Many foreigners think of India as a place where tourists inevitably get sick. It doesn’t have to be that way. Our rule of thumb was to avoid meat and to search out freshly cooked food from small cafes or on the street. It’s a good strategy. Find the basics of the cuisine, and the simple classic street foods, and you’ll keep your children fed and happy. They will end up eating deep-fried banana fritters, and other fried foods that you might not choose for them at home. But as long as they’re eating, and the food is hot and freshly cooked, they’ll be content, and the food will very likely not make them sick.
If you head out travelling to faraway places with your children, you may also be hoping that it will broaden their palates as well as their world view. Yes it may, but don’t count on it!
Because my children came travelling to Asia a lot, and because I write cookbooks, people sometimes say to me “Your kids must eat everything!” Well, not at all, I’m afraid.
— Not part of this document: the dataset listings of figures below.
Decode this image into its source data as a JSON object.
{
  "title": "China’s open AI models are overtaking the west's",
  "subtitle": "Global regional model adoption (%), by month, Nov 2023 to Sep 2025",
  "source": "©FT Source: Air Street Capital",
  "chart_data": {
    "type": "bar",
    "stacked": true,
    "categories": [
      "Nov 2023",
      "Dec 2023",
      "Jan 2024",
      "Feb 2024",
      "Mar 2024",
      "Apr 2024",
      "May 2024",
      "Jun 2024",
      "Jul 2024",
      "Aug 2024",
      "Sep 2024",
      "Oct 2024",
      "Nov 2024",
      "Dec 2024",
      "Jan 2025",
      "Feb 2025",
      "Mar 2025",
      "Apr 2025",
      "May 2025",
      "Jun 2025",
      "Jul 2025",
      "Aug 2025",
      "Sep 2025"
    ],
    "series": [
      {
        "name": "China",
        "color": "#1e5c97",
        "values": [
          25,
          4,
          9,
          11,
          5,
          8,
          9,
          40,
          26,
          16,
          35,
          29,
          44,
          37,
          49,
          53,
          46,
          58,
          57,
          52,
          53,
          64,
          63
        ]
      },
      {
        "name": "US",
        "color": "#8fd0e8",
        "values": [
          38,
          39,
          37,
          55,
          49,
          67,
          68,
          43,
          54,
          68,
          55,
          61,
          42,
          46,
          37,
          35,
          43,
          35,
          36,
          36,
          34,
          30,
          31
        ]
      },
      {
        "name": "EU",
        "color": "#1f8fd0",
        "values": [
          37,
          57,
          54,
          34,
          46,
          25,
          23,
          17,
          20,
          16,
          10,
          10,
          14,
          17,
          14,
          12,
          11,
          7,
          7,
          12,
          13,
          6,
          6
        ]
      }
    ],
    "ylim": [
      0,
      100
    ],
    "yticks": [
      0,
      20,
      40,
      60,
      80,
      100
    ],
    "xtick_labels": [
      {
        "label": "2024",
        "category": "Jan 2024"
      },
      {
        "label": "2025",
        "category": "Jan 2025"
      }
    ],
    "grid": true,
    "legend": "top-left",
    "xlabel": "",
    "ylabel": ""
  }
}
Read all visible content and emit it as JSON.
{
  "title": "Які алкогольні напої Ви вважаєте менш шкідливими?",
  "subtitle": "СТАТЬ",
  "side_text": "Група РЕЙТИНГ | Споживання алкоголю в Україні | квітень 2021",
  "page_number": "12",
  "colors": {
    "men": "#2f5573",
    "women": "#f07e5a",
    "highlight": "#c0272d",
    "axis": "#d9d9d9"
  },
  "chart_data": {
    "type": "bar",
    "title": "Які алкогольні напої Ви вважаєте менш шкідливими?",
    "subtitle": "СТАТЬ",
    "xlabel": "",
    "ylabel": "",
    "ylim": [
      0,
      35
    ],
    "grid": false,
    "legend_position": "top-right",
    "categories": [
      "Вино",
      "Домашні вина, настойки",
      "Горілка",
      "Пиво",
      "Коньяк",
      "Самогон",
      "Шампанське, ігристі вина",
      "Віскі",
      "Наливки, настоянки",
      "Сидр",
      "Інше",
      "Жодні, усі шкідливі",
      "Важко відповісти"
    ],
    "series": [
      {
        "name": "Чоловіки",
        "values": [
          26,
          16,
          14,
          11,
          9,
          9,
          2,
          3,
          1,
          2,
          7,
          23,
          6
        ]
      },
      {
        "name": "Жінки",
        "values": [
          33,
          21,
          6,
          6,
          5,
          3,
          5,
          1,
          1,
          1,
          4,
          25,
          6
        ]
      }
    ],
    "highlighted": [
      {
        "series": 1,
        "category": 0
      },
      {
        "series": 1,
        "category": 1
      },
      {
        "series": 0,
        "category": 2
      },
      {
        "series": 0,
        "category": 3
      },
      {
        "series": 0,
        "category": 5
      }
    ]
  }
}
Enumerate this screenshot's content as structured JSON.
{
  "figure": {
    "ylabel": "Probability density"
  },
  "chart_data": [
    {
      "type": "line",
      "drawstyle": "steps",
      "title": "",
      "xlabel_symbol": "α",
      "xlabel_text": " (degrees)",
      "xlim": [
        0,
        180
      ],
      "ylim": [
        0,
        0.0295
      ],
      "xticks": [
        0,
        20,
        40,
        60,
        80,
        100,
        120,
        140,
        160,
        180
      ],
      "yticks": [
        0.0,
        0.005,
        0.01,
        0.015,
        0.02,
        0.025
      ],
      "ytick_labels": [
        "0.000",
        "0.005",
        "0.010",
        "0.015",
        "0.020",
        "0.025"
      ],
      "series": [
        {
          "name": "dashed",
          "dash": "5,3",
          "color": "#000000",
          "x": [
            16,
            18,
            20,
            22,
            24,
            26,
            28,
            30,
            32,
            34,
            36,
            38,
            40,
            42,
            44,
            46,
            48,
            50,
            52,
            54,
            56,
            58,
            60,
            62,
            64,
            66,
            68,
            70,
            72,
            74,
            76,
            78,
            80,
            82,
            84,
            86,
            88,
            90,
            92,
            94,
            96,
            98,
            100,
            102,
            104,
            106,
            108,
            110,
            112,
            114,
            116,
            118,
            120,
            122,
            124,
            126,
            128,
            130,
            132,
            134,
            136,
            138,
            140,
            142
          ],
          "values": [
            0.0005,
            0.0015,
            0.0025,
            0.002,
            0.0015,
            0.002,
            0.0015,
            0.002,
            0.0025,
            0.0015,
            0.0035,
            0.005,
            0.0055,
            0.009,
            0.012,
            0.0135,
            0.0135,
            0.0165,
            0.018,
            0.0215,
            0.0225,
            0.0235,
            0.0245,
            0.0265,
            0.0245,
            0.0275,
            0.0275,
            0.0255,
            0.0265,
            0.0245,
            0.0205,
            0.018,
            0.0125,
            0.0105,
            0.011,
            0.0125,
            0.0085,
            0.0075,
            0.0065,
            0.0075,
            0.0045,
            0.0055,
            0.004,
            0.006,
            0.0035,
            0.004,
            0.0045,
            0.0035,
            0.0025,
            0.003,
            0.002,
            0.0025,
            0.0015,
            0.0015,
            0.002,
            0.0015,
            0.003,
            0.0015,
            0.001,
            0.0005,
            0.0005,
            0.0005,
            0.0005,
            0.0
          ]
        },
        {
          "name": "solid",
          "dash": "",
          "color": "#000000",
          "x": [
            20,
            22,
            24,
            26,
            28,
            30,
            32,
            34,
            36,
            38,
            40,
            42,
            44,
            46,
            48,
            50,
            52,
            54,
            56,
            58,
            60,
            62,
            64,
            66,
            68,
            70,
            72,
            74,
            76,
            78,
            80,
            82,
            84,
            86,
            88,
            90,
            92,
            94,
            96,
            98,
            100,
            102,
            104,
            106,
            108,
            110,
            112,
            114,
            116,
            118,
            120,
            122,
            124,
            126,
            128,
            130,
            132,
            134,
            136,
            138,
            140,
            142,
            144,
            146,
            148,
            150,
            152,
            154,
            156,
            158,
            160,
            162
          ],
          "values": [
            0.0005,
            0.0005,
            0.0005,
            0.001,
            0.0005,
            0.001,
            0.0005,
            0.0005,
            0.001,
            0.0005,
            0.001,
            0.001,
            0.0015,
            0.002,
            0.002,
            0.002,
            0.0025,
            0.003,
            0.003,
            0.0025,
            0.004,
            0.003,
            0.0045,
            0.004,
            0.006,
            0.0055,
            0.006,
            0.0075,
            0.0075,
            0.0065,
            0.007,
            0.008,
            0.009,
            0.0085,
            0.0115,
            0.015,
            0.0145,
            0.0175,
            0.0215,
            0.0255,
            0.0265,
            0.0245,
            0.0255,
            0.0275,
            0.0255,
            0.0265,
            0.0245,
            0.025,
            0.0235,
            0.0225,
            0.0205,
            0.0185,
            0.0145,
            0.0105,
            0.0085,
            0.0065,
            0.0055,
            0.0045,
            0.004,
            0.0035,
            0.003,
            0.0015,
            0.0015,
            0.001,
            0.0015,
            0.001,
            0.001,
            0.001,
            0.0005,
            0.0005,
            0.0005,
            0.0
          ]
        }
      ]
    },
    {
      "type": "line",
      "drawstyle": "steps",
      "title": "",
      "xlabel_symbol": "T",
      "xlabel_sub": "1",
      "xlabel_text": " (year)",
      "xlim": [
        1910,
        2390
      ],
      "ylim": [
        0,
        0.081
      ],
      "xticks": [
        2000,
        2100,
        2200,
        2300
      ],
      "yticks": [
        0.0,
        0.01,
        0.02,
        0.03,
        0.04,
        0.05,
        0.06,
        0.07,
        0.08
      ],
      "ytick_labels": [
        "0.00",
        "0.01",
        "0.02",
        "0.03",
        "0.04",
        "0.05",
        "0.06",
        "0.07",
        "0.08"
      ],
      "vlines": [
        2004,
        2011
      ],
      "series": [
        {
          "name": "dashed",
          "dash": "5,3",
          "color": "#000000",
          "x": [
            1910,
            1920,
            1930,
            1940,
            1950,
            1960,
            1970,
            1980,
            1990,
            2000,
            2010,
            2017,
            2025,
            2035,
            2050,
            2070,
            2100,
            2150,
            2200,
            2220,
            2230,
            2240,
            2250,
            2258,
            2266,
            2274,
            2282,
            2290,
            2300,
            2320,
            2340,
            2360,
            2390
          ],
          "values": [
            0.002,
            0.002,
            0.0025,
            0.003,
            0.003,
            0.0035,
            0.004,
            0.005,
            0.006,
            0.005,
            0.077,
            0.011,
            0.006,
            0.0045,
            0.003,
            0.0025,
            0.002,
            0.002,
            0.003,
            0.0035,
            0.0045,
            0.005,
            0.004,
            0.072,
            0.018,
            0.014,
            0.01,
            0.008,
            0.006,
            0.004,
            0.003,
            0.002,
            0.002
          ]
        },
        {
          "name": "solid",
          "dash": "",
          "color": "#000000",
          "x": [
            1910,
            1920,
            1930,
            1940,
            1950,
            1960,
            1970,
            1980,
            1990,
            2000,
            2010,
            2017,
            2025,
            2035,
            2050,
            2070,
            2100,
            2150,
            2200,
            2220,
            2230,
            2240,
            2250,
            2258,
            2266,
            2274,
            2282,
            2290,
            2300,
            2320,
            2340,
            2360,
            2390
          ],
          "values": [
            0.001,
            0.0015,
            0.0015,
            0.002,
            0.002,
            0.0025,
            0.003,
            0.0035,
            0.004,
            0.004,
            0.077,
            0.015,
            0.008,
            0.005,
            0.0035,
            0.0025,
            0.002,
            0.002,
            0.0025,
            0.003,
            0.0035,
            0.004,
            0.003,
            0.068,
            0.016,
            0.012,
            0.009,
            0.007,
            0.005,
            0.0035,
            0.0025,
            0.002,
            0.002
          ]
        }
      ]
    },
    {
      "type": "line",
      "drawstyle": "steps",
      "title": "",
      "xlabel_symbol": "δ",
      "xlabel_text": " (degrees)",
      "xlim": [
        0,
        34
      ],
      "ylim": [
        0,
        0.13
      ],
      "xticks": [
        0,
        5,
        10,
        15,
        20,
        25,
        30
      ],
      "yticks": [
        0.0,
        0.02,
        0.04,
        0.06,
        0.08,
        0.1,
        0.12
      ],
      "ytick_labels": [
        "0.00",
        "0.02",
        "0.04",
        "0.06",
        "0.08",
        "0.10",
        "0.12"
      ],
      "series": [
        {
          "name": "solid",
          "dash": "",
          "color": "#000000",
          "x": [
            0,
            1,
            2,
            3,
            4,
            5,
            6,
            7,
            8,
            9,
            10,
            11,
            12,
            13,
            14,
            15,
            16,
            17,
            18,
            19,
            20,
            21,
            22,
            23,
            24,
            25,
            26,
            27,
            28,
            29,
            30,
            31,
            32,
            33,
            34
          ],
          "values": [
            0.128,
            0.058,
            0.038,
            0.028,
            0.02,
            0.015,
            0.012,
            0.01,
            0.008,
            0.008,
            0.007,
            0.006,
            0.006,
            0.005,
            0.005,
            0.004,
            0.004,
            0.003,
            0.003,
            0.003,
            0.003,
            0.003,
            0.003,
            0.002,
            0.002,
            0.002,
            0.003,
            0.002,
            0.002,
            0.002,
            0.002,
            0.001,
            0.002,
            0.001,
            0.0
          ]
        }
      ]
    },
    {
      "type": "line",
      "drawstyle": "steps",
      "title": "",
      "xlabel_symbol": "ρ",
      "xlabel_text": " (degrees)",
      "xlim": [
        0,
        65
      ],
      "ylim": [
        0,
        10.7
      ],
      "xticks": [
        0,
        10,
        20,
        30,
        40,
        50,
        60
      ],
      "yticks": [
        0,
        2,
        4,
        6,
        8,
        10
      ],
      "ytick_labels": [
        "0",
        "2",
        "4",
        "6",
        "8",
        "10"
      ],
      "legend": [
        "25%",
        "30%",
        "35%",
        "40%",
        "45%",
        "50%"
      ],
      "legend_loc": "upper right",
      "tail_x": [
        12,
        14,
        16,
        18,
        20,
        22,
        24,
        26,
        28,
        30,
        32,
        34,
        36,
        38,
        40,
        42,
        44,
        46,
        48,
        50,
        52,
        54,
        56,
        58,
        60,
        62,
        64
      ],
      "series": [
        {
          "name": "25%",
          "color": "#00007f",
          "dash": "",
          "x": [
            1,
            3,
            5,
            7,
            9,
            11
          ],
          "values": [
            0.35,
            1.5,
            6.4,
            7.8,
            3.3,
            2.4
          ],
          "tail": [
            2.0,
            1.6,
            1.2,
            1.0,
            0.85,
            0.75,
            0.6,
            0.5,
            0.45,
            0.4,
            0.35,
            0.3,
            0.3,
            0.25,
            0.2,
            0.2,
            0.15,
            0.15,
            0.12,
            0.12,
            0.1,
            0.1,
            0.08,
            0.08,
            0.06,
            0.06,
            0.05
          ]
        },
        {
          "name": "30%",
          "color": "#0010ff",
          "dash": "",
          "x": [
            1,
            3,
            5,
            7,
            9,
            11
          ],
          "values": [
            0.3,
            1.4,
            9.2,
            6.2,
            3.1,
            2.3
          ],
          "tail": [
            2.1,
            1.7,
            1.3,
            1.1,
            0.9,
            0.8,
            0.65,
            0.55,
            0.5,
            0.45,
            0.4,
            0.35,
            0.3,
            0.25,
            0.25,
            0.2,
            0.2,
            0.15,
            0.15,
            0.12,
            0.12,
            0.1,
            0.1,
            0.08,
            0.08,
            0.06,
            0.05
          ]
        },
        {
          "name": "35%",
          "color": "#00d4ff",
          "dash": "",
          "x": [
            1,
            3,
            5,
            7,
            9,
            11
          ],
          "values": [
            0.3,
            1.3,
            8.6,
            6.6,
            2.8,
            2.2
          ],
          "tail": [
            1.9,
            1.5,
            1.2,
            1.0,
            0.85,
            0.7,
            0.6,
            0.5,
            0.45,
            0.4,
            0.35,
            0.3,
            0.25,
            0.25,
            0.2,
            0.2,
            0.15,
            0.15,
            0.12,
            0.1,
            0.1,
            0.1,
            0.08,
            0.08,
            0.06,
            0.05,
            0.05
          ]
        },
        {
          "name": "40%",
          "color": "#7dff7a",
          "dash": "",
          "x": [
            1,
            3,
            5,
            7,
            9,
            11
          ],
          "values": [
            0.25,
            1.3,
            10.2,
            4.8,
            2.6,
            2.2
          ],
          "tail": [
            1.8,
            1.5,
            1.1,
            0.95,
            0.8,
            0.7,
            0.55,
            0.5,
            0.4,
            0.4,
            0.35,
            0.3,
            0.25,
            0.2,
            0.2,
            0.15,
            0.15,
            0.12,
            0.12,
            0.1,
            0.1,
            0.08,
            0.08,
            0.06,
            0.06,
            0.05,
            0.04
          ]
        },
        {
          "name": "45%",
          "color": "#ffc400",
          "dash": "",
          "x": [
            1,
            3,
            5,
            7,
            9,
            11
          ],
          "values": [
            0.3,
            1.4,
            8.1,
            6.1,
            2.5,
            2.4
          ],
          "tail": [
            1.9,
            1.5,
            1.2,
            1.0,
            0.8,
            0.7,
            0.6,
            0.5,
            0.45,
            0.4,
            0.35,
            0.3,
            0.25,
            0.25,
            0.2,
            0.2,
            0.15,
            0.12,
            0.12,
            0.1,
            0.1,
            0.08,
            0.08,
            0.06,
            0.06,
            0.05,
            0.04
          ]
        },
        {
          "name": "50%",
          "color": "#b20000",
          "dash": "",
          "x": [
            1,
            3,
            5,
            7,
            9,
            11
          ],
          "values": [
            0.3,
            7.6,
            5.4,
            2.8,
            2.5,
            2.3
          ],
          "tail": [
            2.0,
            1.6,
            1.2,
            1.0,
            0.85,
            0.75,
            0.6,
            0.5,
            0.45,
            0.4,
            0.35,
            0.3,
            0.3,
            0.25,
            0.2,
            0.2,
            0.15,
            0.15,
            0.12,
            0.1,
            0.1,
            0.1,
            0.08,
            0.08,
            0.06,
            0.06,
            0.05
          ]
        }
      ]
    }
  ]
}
I tease them about their food inflexibiltiies, which can be a hassle when they are home for a visit. This one doesn’t like onion, that one doesn’t like sweet vegetables such as squash or cooked carrot. Neither of them likes seafood or fish of any kind, or lamb or eggs. On the other hand, they eat most vegetables, and cooked beans and dals, as well as breads, rice, millet, and polenta. And they can cook for themselves. More importantly still, they’re not paranoid about food. They can laugh about their likes and dislikes.
I think that ease is because we never had food arguments when they were growing up, either at home or on the road. My approach was to encourage them to try things, and to be truthful with them. I’d say "Try this, I think you might like it” or in some cases, “Have a taste if you want, but I’m not sure you’ll like it.” Sometimes they’d surprise me by liking a new food. Other times they’d reject something I thought they’d appreciate.
But it didn’t matter either way. The important thing was that I didn’t try to coerce them to eat things they didn’t like. There were no food wars.
In the end it’s up to you: Both food and travel can be an open-ended adventure, or they can feel full of pitfalls and problems. If you start out optimistically with children, both at the home table and on the road, then you’ll have wonderfully interesting adventures, all of you. Bon voyage!